Now, though… Now, there was too much that wouldn't go wrong. It was no longer a question of if she could do it - she could - or if the knife would break - it wouldn't; she had gotten it from Daryl, and she knew it was strong - or if she could handle something going wrong - she could, and, even if she couldn't, Daryl, lurking in the shadows, could. No, now there was no reason for her not to stab him, to bring the blade down so hard that blood would flow across the tarp she'd put there.

And so she did.

She brought down that silver-and-black knife and slammed it through bone. She felt the bone give beneath her touch, force from years of anger fueling her swing until it was hilt-deep in his head and that very head lay amidst the mangled and boody remains of a nice dish of black-eyed peas.

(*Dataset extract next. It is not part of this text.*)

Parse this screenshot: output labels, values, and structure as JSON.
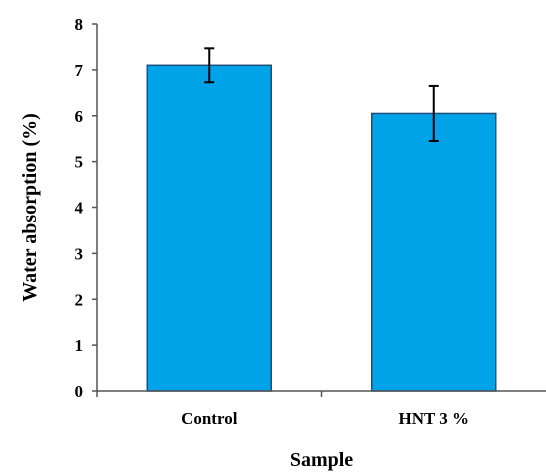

The thick, tangy smell of iron immediately filled the room but, for the first time that day, her stomach actually settled. She took a step back and let her hand drop from the knife, partially numb. The absolute fury that had driven her over the last few days faded away and was replaced by emptiness. Instead, the cool, calculating side of her - the side that had governed her even despite her emotions over the last hours - was finally given full reign.

A few seconds passed before she eventually got control of herself enough to speak. "Daryl!"

She needn't have shouted; he materialized from the same door he'd used to leave in mere seconds, appearing suddenly and casting his eyes over Ed's corpse. He nodded, looking over at her, meeting her eyes as though reading into her soul. "Ya okay?"

She nodded once, meeting his gaze head-on. Then, she smiled and tilted her head towards the corpse. "Let's get to work."